|Metropolitan Park System of Greater Boston|
Fort Independence at Castle Island
|Elevation||33 ft (10 m) |
|Area||22 acres (9 ha) |
|Management||Massachusetts Department of Conservation and Recreation|
|Website: Castle Island etc.|
Castle Island is located on Day Boulevard in South Boston on the shore of Boston Harbor. It has been the site of a fortification since 1634. Castle Island was connected to the mainland by a narrow strip of land in 1928 and is thus no longer an island. It is currently a 22-acre (8.9 ha) recreation site and the location of Fort Independence.
First named Castle William by the English, who were fighting the French for control over North America.

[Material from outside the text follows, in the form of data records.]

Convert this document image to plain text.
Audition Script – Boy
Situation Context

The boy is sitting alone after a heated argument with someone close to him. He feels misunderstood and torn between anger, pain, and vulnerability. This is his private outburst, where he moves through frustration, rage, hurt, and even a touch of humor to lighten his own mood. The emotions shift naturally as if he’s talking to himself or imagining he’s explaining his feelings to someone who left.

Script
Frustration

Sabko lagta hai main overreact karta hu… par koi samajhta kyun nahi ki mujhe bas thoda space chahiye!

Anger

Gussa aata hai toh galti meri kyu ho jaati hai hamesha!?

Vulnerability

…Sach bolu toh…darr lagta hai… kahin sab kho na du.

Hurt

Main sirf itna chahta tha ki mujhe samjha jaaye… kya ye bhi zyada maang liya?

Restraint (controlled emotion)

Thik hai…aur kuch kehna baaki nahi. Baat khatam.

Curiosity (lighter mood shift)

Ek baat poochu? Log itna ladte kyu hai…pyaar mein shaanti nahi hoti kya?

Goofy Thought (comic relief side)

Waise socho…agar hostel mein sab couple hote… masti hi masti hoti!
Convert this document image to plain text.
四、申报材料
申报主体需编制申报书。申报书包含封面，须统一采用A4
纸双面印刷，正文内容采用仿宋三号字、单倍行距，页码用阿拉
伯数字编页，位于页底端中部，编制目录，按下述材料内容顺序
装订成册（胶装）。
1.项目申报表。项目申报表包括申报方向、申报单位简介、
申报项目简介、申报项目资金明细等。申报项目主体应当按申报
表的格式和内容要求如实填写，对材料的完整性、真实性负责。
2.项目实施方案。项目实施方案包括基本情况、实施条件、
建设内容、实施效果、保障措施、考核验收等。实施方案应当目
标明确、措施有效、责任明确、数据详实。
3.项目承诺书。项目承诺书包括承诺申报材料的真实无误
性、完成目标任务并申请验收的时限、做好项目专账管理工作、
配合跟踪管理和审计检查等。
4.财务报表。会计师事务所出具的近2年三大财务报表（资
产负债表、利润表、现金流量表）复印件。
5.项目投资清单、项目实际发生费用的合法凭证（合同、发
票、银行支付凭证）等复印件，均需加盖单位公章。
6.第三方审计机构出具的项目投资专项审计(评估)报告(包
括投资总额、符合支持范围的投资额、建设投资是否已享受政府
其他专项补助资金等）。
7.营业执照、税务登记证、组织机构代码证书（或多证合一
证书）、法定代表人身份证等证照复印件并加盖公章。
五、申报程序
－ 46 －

One of the more famous figures to be imprisoned at the Fort was privateer Pierre Maisonnat dit Baptiste (1702-06).
The fort was renamed Fort Independence in 1797 and is one of the oldest fortified sites in British North America. In the late 18th-century it served as the first state prison in Massachusetts. The present structure, built between 1833 and 1851, is the eighth generation of forts. It is listed on the National Register of Historic Places.

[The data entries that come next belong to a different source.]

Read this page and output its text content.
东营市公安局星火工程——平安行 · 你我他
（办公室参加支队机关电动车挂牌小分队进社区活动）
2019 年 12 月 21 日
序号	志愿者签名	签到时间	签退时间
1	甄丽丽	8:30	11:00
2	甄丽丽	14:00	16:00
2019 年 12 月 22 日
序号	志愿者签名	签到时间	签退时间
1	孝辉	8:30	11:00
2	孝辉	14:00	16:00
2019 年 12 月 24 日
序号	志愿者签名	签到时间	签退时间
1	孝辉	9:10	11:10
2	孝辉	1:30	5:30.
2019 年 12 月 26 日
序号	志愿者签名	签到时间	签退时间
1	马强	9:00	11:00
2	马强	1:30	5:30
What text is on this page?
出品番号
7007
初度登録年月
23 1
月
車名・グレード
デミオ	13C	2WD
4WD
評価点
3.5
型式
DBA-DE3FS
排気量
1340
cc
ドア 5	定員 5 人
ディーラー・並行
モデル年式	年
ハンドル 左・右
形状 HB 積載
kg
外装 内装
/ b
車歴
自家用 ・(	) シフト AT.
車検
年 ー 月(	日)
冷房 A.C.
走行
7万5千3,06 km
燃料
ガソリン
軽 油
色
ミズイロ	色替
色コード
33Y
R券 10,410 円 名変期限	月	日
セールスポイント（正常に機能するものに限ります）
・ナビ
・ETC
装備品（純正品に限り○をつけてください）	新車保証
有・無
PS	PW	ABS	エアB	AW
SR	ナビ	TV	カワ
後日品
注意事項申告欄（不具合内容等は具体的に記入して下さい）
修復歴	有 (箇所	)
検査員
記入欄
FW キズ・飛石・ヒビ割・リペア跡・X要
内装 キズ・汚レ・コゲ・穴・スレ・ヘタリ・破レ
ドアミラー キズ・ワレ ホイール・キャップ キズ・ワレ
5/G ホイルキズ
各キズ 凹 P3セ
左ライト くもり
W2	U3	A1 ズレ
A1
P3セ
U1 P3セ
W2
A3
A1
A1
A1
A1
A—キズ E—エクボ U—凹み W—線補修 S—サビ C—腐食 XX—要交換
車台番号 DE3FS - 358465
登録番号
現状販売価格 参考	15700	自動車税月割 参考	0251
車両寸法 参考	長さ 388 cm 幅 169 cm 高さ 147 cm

During the Siege of Boston at the start of the American Revolution "Castle William" served as the main base of military operations for the British. The leaders of the Massachusetts royal administration took refuge there with their families, as did some prominent loyalists or "tories." Major Pelham Winslow of the prominent loyalist town of Marshfield, Massachusetts was the Commander of Castle William for a time during the Revolution. After the March 17, 1776 British Evacuation of Boston, Castle William was destroyed a few days later (March 20, 1776).
Long recognized for its strategic location, a new fort on Castle Island built by the war department beginning in 1801 helped protect Boston from British attack during the War of 1812. The island is also the site of a monument to Donald McKay, the builder of the famous clipper ships Flying Cloud and Sovereign of the Seas. The monument faces across Boston Harbor towards East Boston, where McKay built his ships.

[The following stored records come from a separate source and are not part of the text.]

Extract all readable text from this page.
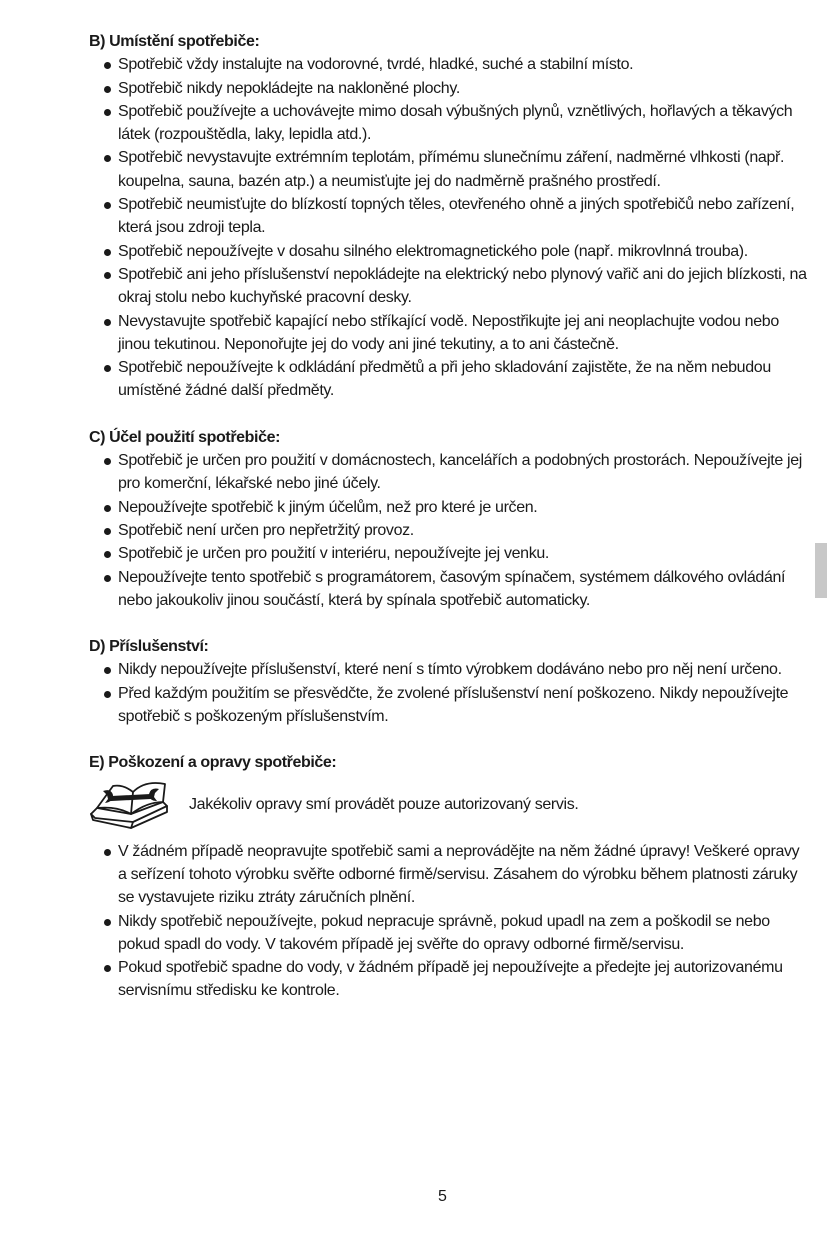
B) Umístění spotřebiče:
Spotřebič vždy instalujte na vodorovné, tvrdé, hladké, suché a stabilní místo.
Spotřebič nikdy nepokládejte na nakloněné plochy.
Spotřebič používejte a uchovávejte mimo dosah výbušných plynů, vznětlivých, hořlavých a těkavých látek (rozpouštědla, laky, lepidla atd.).
Spotřebič nevystavujte extrémním teplotám, přímému slunečnímu záření, nadměrné vlhkosti (např. koupelna, sauna, bazén atp.) a neumisťujte jej do nadměrně prašného prostředí.
Spotřebič neumisťujte do blízkostí topných těles, otevřeného ohně a jiných spotřebičů nebo zařízení, která jsou zdroji tepla.
Spotřebič nepoužívejte v dosahu silného elektromagnetického pole (např. mikrovlnná trouba).
Spotřebič ani jeho příslušenství nepokládejte na elektrický nebo plynový vařič ani do jejich blízkosti, na okraj stolu nebo kuchyňské pracovní desky.
Nevystavujte spotřebič kapající nebo stříkající vodě. Nepostřikujte jej ani neoplachujte vodou nebo jinou tekutinou. Neponořujte jej do vody ani jiné tekutiny, a to ani částečně.
Spotřebič nepoužívejte k odkládání předmětů a při jeho skladování zajistěte, že na něm nebudou umístěné žádné další předměty.
C) Účel použití spotřebiče:
Spotřebič je určen pro použití v domácnostech, kancelářích a podobných prostorách. Nepoužívejte jej pro komerční, lékařské nebo jiné účely.
Nepoužívejte spotřebič k jiným účelům, než pro které je určen.
Spotřebič není určen pro nepřetržitý provoz.
Spotřebič je určen pro použití v interiéru, nepoužívejte jej venku.
Nepoužívejte tento spotřebič s programátorem, časovým spínačem, systémem dálkového ovládání nebo jakoukoliv jinou součástí, která by spínala spotřebič automaticky.
D) Příslušenství:
Nikdy nepoužívejte příslušenství, které není s tímto výrobkem dodáváno nebo pro něj není určeno.
Před každým použitím se přesvědčte, že zvolené příslušenství není poškozeno. Nikdy nepoužívejte spotřebič s poškozeným příslušenstvím.
E) Poškození a opravy spotřebiče:
Jakékoliv opravy smí provádět pouze autorizovaný servis.
V žádném případě neopravujte spotřebič sami a neprovádějte na něm žádné úpravy! Veškeré opravy a seřízení tohoto výrobku svěřte odborné firmě/servisu. Zásahem do výrobku během platnosti záruky se vystavujete riziku ztráty záručních plnění.
Nikdy spotřebič nepoužívejte, pokud nepracuje správně, pokud upadl na zem a poškodil se nebo pokud spadl do vody. V takovém případě jej svěřte do opravy odborné firmě/servisu.
Pokud spotřebič spadne do vody, v žádném případě jej nepoužívejte a předejte jej autorizovanému servisnímu středisku ke kontrole.
5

Castle Island was originally some distance offshore, but land reclamation for expansion of port facilities has extended the mainland towards it, and it is now connected to the mainland by pedestrian and vehicle causeways. Today it is operated as a state park by the Massachusetts Department of Conservation and Recreation and is open to tours in the summer.
Local lore has it that an unpopular officer was walled up in the fort's dungeon following a duel in which he killed a more popular man. Edgar Allan Poe learned of the legend while serving on Castle Island in the Army, and his short story "The Cask of Amontillado" is said to be based on it.
Castle Island is open to the public year-round. Interpretive programs are conducted by the Castle Island Association in conjunction with the Massachusetts Department of Conservation and Recreation. Attractions include a playground, beach and swimming access, and restaurant Sullivan's. Tours of Fort Independence are conducted by The Castle Island Association on a season schedule.